Argumentos de esta naturaleza me llevan a una estadística de la OCDE (OECD. «StatExtracts. Strictness of employmant protection») que mide el nivel de rigidez o rigor global con el que la legislación protege el empleo, que, por si fuera poco, desagrega en tres componentes: protección de los despidos individuales, protección de los despidos colectivos y regulación de formas de empleo temporal. Pues bien, las cifras de España muestran una cuestión muy ilustrativa. Cuando lo que se computa son los dos primeros criterios (protección de los despidos individuales y colectivos), la cifra es muy similar a la de todos los países de nuestro entorno, y donde España da la nota (y de qué modo) es ¡en la protección de nuestra legislación a los contratos temporales!

Hay, por consiguiente, razones para defender la propuesta de reforma laboral del Gobierno, que ha de someterse a debate en el ámbito del diálogo social. ¿Cuál puede ser el resultado? Sería aventurado hablar de ello, aunque lo que parece inmediato sería extender los colectivos elegibles para la formalización de contratos de la ley 63/1997. Esa norma rebajaba a 33 días la indemnización, pero se aplica tan sólo a contratos de trabajadores desempleados comprendidos entra los 18 y los 29 años, parados de más de un año, mayores de 45 años y minusválidos, así como a trabajadores con contrato temporal que se convierta en definitivo. Obsérvese que quedan excluidos de este contrato de fomento de la contratación indefinida los trabajadores comprendidos entre los 30 y los 45 años. Lo razonable sería extender a este colectivo los beneficios de esta forma de contrato. Y, por supuesto, reordenar todas las bonificaciones de cuotas, tan sumamente gravosas para el erario público y que la Agencia Estatal para la Evaluación de las Políticas Públicas ha identificado como poco eficaces en el fomento del empleo. Llegados a este punto, tiene sentido la retórica recomendación que hacen los profesores Serrano y Malo: «Invitamos a los lectores a que echen las cuentas de cuánto supone despedir a un mileurista con contrato indefinido que lleve tres años en la empresa».
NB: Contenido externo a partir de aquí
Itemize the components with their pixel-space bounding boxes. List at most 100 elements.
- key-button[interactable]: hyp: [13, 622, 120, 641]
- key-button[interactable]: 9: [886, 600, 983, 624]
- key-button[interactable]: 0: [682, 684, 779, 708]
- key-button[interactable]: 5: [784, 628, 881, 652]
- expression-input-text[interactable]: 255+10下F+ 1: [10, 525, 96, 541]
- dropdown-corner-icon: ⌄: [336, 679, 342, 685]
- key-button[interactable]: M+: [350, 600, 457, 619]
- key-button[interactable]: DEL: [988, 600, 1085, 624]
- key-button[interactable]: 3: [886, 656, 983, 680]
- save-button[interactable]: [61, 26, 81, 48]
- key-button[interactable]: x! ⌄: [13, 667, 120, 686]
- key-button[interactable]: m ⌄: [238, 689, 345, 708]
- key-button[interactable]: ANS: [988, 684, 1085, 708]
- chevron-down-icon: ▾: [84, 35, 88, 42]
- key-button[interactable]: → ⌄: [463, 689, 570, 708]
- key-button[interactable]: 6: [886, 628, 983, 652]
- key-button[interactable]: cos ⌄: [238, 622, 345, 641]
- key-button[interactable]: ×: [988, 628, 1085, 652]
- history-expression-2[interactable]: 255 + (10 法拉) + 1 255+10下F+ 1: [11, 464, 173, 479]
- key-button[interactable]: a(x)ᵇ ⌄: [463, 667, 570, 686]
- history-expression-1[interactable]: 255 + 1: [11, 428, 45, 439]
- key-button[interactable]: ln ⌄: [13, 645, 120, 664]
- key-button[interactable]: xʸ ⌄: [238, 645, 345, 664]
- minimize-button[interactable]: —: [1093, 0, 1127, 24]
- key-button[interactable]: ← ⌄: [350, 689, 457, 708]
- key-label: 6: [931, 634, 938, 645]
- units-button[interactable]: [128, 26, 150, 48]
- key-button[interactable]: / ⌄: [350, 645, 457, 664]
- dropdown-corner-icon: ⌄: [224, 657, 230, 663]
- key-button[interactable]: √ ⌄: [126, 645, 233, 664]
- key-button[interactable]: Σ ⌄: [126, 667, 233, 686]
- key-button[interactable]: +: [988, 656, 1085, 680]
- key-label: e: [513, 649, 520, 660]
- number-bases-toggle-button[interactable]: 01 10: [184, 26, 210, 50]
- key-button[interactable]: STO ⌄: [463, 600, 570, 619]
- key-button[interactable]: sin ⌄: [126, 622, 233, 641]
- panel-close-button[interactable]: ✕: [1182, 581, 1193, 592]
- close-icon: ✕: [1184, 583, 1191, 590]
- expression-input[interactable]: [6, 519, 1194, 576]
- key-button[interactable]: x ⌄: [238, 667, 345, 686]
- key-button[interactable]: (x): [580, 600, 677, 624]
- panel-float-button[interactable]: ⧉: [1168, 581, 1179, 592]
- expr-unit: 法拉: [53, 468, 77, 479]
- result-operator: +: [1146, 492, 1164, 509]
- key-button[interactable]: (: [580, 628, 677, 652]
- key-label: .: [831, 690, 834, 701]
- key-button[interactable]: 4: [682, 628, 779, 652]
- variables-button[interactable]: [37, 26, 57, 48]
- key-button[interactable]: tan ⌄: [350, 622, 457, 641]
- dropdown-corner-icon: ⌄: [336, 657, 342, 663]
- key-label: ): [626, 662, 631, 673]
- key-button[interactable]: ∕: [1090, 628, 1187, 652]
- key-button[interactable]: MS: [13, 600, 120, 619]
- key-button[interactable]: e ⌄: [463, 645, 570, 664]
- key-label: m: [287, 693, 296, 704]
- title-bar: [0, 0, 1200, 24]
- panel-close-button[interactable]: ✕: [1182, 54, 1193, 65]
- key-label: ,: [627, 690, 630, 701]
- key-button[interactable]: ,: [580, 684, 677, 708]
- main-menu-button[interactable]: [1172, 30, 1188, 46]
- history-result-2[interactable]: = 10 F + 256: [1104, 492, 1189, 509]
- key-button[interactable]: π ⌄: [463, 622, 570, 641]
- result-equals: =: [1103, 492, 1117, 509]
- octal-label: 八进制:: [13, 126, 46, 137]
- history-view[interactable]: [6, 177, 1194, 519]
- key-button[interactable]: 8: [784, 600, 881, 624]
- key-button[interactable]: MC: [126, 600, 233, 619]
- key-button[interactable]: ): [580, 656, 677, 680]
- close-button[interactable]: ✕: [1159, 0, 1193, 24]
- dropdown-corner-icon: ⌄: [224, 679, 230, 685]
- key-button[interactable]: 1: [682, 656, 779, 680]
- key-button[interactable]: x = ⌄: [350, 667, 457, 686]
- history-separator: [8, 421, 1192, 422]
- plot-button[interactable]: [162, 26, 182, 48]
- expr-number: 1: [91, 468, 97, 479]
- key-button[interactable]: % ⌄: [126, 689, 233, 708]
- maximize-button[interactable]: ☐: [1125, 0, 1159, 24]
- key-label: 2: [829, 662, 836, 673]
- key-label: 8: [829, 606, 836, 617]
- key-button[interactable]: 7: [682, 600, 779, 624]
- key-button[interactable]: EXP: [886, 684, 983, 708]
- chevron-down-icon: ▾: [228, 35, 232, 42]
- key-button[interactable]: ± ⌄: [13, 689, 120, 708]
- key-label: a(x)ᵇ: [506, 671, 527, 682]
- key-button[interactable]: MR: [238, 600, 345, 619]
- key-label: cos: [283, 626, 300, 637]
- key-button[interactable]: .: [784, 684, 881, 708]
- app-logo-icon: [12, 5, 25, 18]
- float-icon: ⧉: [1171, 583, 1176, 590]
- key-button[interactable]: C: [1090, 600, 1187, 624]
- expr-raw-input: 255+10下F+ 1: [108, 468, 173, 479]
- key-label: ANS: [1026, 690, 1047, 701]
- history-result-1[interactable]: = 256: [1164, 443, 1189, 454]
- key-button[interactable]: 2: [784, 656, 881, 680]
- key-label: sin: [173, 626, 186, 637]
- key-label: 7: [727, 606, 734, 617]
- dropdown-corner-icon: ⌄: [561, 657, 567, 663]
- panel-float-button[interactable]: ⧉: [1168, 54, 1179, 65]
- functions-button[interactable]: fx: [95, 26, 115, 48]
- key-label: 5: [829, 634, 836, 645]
Este asunto del coste del despido y su inaplazable reducción es un mantra liberal que la economía española arrastra desde los albores de la democracia o, más exactamente, desde que el Estatuto de los Trabajadores se aprobó en el año 1980. Cualquier persona con una inquietud social e interés por estos temas laborales habrá seguido una polémica que ha sobrevivido a varios ciclos económicos, con sus fases de recesión y expansión. Hemos asistido a lo largo de décadas a la batalla por la flexibilidad del mercado de trabajo, que supuestamente resuelve los problemas de empleo y paro que endémicamente muestra la economía española. Más recientemente hemos asistido a un nuevo episodio en el que aparecen enfrentadas huestes universitarias de toda solvencia: el grupo de los 100 y el de los 700.

En todas estas polémicas, yo no he encontrado un solo argumento relativo a la justicia que conllevaría una u otra inclinación. Sin embargo, en «Animal Spirits», la reciente obra de Akerloff y Shiller, observo que la justicia merece la suficiente consideración como para ser incluida entre las motivaciones que determinan comportamientos y resultados macroeconómicos. Es una novedad que un texto de macroeconomía incluya un capítulo dedicado a la justicia, aunque lo haga con una suerte de excusa: «El exclusivo enfoque de la teoría racional conduce a una elegante presentación. Violaría las reglas formales de los libros de texto mencionar que algunos otros factores, al margen de la disciplina económica, son la causa fundamental de ciertos fenómenos económicos de importancia. Sería como eructar ruidosamente en una cena de fantasía. Eso no se hace».